Edge Cases: Handling Ragged and Unbalanced Hierarchies (Part 5 of 6)

In the first three posts of this series, we delved into some necessary details from graph theory, reviewed acyclic graphs (DAGs), and touched on some foundational concepts that help describe what hierarchies are and how they might best be modeled. 

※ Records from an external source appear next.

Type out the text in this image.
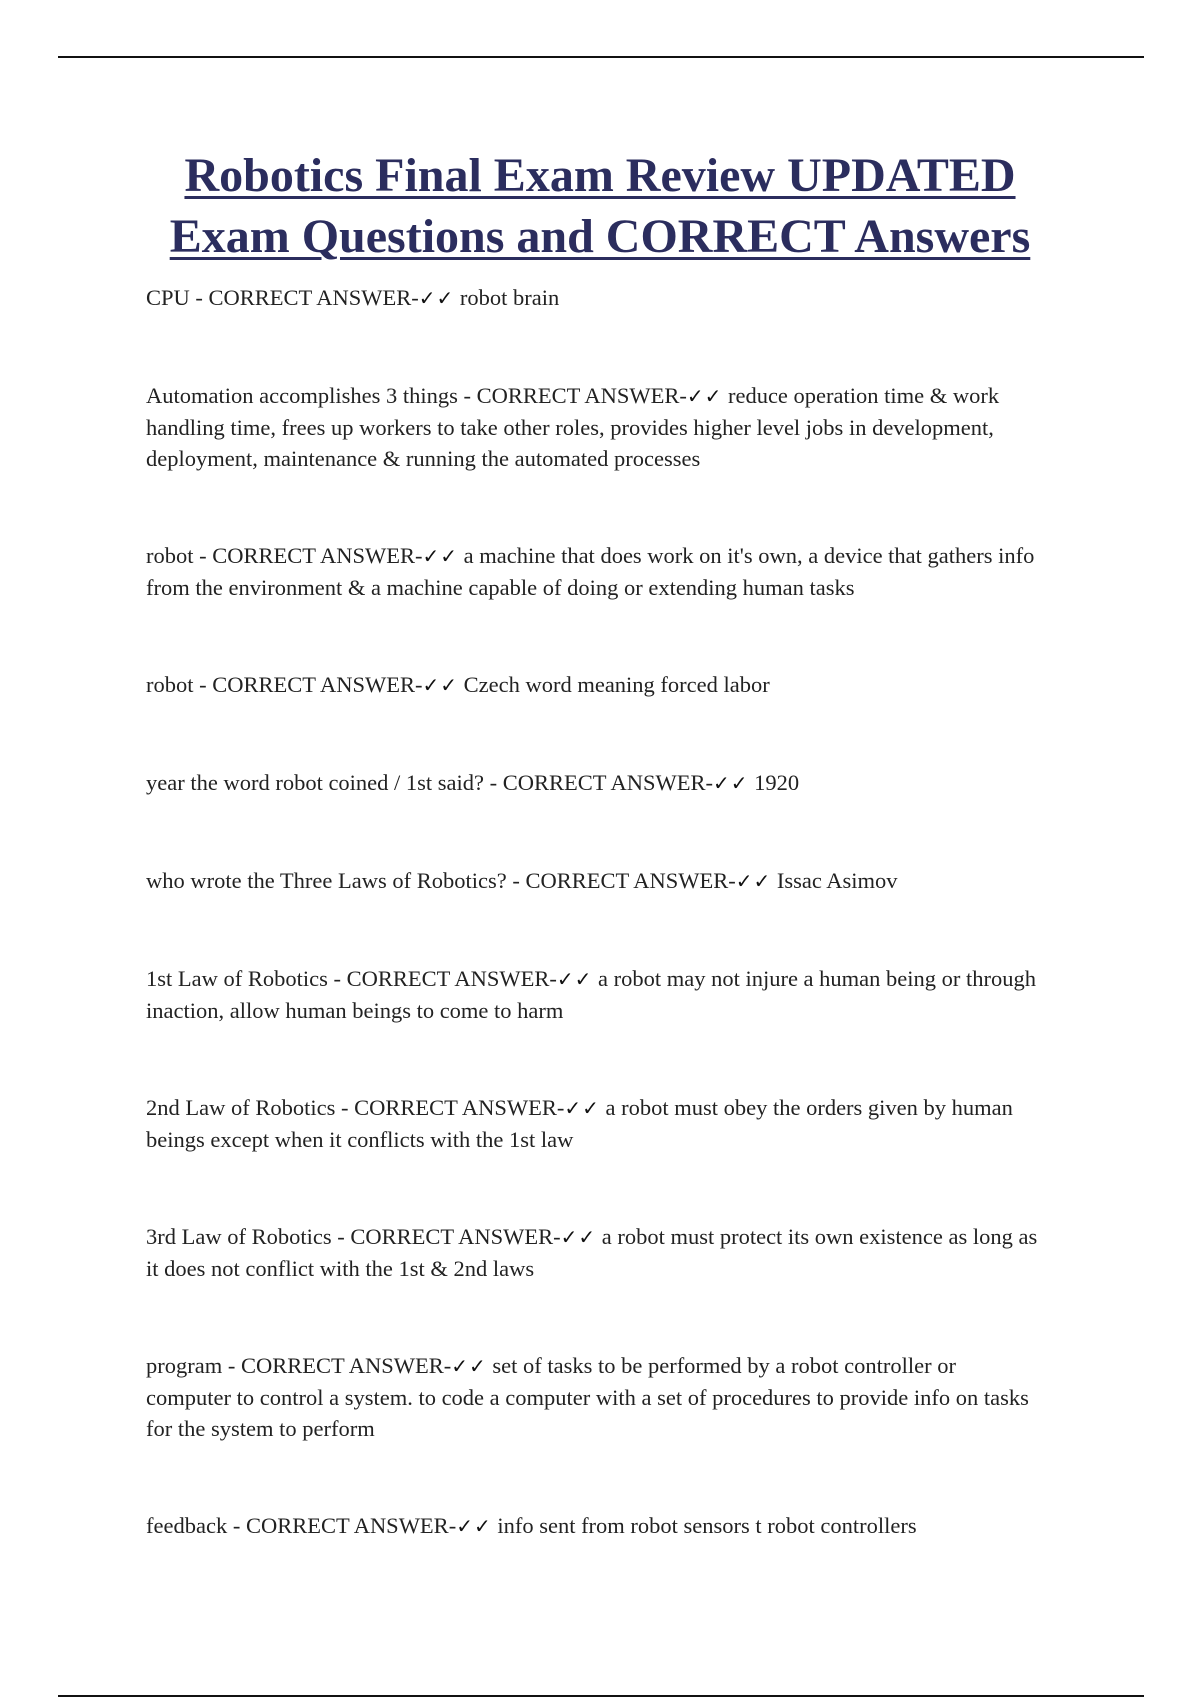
Robotics Final Exam Review UPDATED
Exam Questions and CORRECT Answers

CPU - CORRECT ANSWER-✓✓ robot brain

Automation accomplishes 3 things - CORRECT ANSWER-✓✓ reduce operation time & work handling time, frees up workers to take other roles, provides higher level jobs in development, deployment, maintenance & running the automated processes

robot - CORRECT ANSWER-✓✓ a machine that does work on it's own, a device that gathers info from the environment & a machine capable of doing or extending human tasks

robot - CORRECT ANSWER-✓✓ Czech word meaning forced labor

year the word robot coined / 1st said? - CORRECT ANSWER-✓✓ 1920

who wrote the Three Laws of Robotics? - CORRECT ANSWER-✓✓ Issac Asimov

1st Law of Robotics - CORRECT ANSWER-✓✓ a robot may not injure a human being or through inaction, allow human beings to come to harm

2nd Law of Robotics - CORRECT ANSWER-✓✓ a robot must obey the orders given by human beings except when it conflicts with the 1st law

3rd Law of Robotics - CORRECT ANSWER-✓✓ a robot must protect its own existence as long as it does not conflict with the 1st & 2nd laws

program - CORRECT ANSWER-✓✓ set of tasks to be performed by a robot controller or computer to control a system. to code a computer with a set of procedures to provide info on tasks for the system to perform

feedback - CORRECT ANSWER-✓✓ info sent from robot sensors t robot controllers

In the fourth post of the series, we spent time considering an alternative model for hierarchies: the level hierarchy which motivated several interesting discussion points including:

  • The fact that many common fields (and collections of fields) in data models (such as dates, names, phone numbers, addresses and URLs) actually encapsulate level hierarchies.
  • A parent-child structure, as simple/robust/scalable as it can be, can nonetheless overcomplicate the modeling of certain types of hierarchies (i.e. time dimensions as a primary example).
  • Level hierarchies are also the requisite model for most “modern data stack” architectures (given that a majority of BI tools do not support native SQL-based traversal of parent-child hierarchies).
  • As such, parent-child hierarchies are often appropriate for the integration layer of your data architecture, whereas level hierarchies are often ideal for your consumption layer.
    • The corresponding “flattening” transformation logic should probably be implemented via recursive CTEs (although other approaches are possible, such as self-joins).
    • When/where to model various transformations, i.e. in physical persistence (schema-on-write) or via logical views (schema-on-read), and at what layer of your architecture depends on a number of tradeoffs and should be addressed deliberately with the support of an experienced data architect.

At the very end of the last (fourth) post, we examined an org chart hierarchy that included a node with a rather ambiguous level attribute. The “natural” level differed from the “business” level and thus requires some kind of resolution.

So, let’s pick back up from there. 

Introducing Unbalanced & Ragged Hierarchies

Unbalanced Hierarchies

We had a quick glance at this example hierarchy, which is referred to as an unbalanced hierarchy:

Edge Cases: Handling Ragged and Unbalanced Hierarchies (Part 5 of 6) | image
  • In this example, node B is clearly a leaf node at level 2, whereas the other leaf nodes are at level 3.
  • Stated differently, not all paths (i.e. from the root node to the leaf nodes) extend to the same depth, hence giving this model the description of being “unbalanced”.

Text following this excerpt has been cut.